グーグルの「Pixel 6」シリーズは独自開発したチップセット「Tensor」のAI機能を使った様々な新機能に注目が集まっています。その中でも翻訳機能は英語など外国語が苦手な日本人にはとても便利でしょう。しかし、海外を見ると中国の翻訳関連企業のAI技術もかなり進んでいます。その中でも「iFlytek」は米商務省による制裁企業リスト(Entity List)入りしたメーカー。つまり同社のAI技術の高さを米国政府は認知しているということです。実際に筆者は中国の展示会会場のiFlytekブースで、同社の翻訳機を使って中国人スタッフと10分くらい雑談をしたことがあります。翻訳精度とスピードは良好で筆者も同社の翻訳機を買おうかと思っていましたが、コロナの影響により海外出張もままならなくなり、まだ購入はしていません。
そのiFlytekはスマートフォンも出しています。モデル名は「SR901」。とはいえ、普通のスマートフォンとして販売しているのではなく、あくまでも翻訳機として販売されています。そのため「iFlytek」「スマートフォン」で検索しても製品は出てきません。中国の検索サイトでようやく情報が出てくる、といった感じです。
SR901の基本スペックはすべてが公開されていません。これも翻訳機として売っているからなのでしょう。ディスプレーは6.01型(2160x1080ドット)、チップセットとメモリー容量は不明、ストレージは64GB。カメラは1300万画素+800万画素の超広角と800万画素の望遠、バッテリーは4000mAh。本体は金属製のユニボディーでサイズは約77.3×159.6×9mm、重さは229.6gです。Android OSのバージョンは不明、おそらくGMS(Google Mobile Service)は非搭載でしょう。

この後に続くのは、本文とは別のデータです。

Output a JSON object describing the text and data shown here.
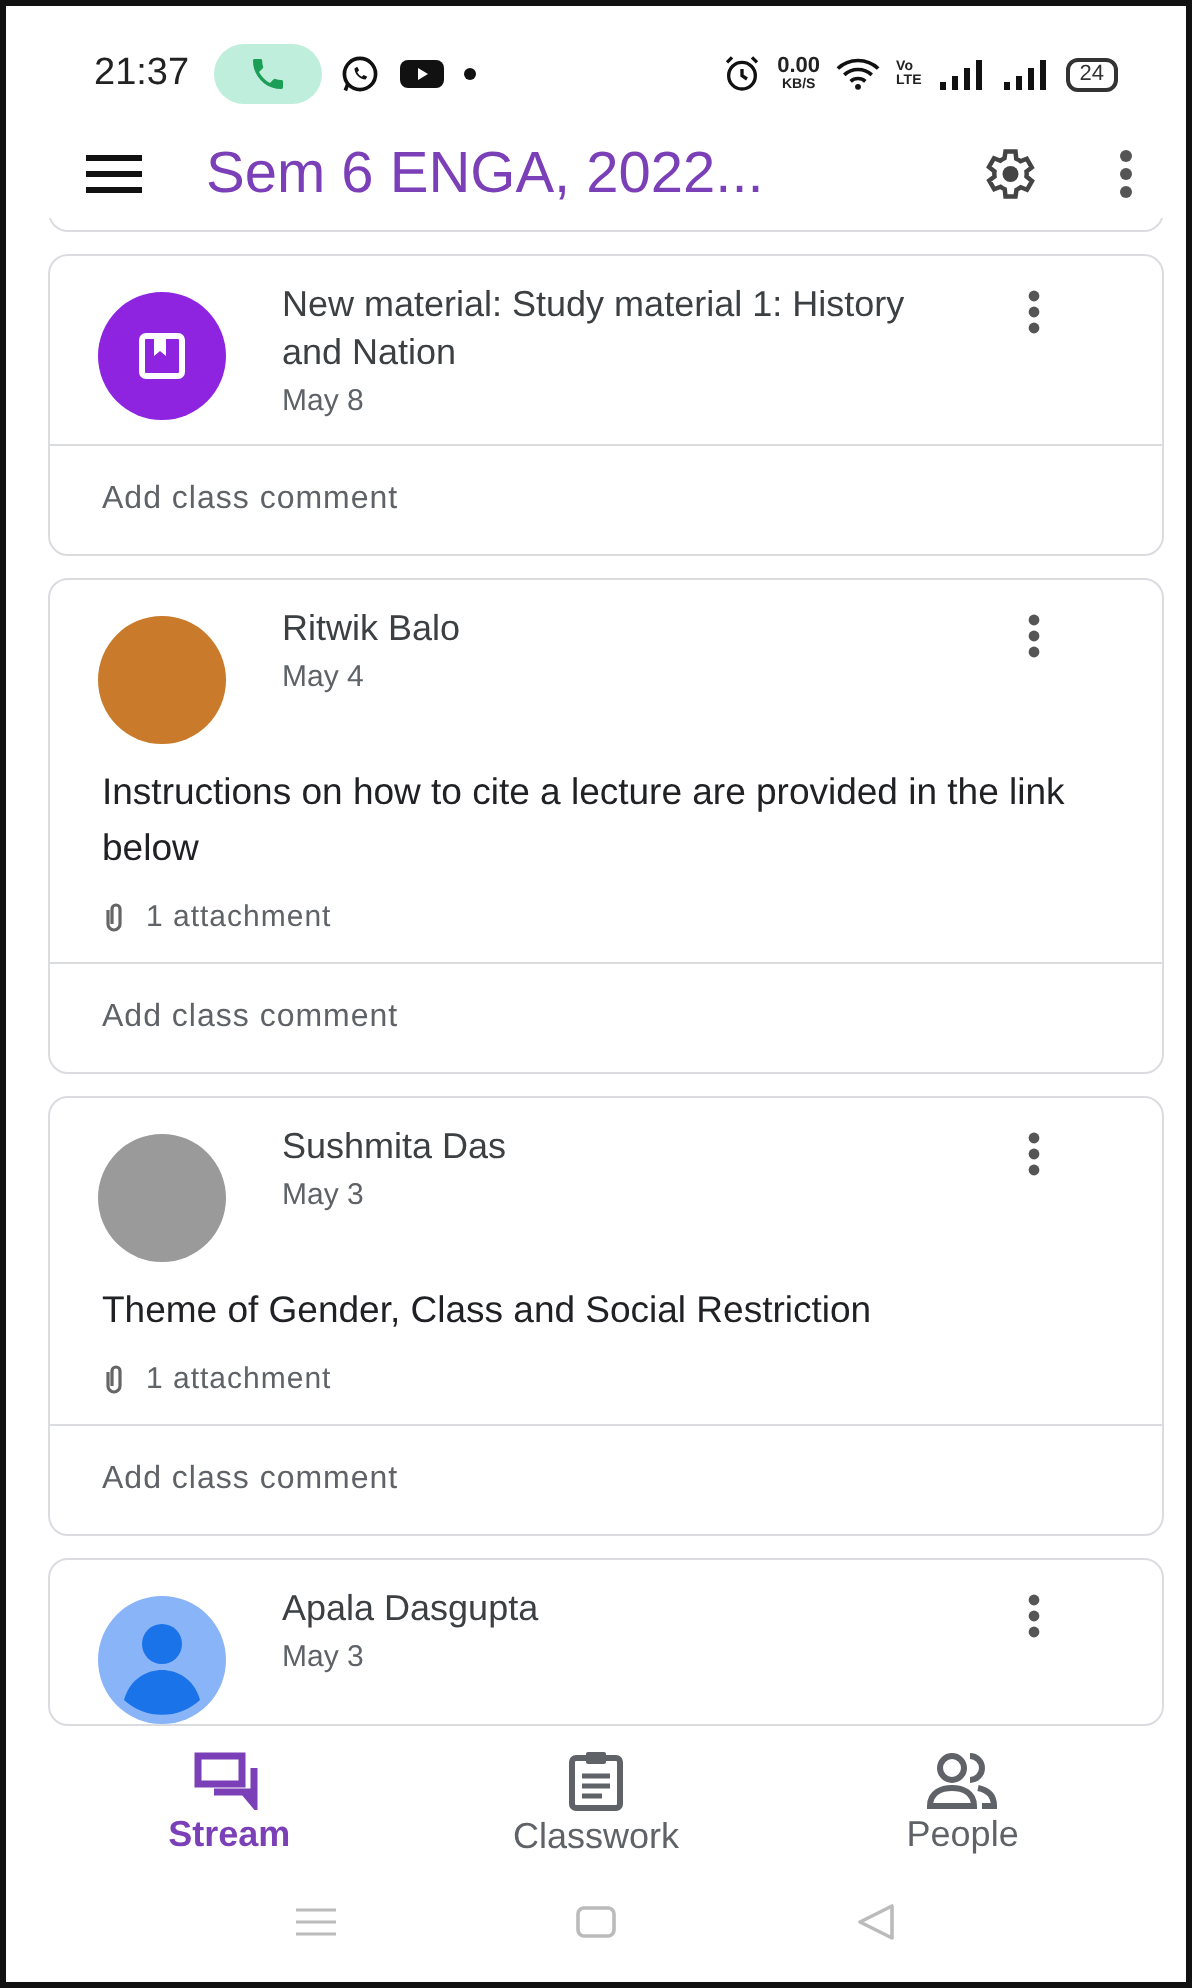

チップセットは不明ですが、AIを使った翻訳機能を動かすということは、そこそこのスペックだと思われます。価格は5999元、約10万7000円と結構お高いのですが、このうち3万円くらいはAI/翻訳システム代と考えるのが妥当でしょうか。とはいえ、同社の翻訳機の2倍以上の価格です。ただしマイクを本体周囲に12個し10メートルまでの音声を認識、スピーカーを底部に2つ搭載するなど翻訳機としての使い勝手は高くなっています。
目玉となる翻訳機能は中国語、英語、日本語、韓国語、スペイン語、ベトナム語、ロシア語、フランス語に対応。ただし中国語以外の言語の相互翻訳は不明。なお中国語と英語の混在した音声の翻訳にも対応します。また中国語は河南語、河北語、四川語、雲南語、貴州語、重慶語、天津語、東北語、甘粛語、山東語、太原語、広東語の12の方言に対応。中国語学習にも向いています。SR901はスマートフォンとして4G通信とWi-Fiを搭載しますが、オフラインでも翻訳はできるとのこと。
普段はスマートフォンとして使い、いざというときは高度な翻訳機として使えるSR901ですが、価格が高いこともあり中国でも購入者の数はあまり多くないようです。実際の使い勝手がどれほどのものなのかを検索してみたのですが、中国人による動画レビューは見当たりません。これは自分で買って試したいところですが、海外からの購入のハードルは高く難しそうです。
なお、iFlytekからは同様にAndroidベースの翻訳機が今年に入ってから登場しました。こちらは価格が4999元、約8万3000円とSR901より安くはなっています。しかし、SR901はAndroidスマートフォンなのでアプリを入れたりできますが、こちらの製品はそのあたりも不明。価格が高いということはそれだけ翻訳性能も高いと思われるのですが、中国に行かないと実機に触れてその実力を試せないのが残念なところです。中国翻訳機でNo.1メーカーでもあるiFlytekの製品と、Pixel 6の翻訳性能をぜひ使い比べてみたいものです。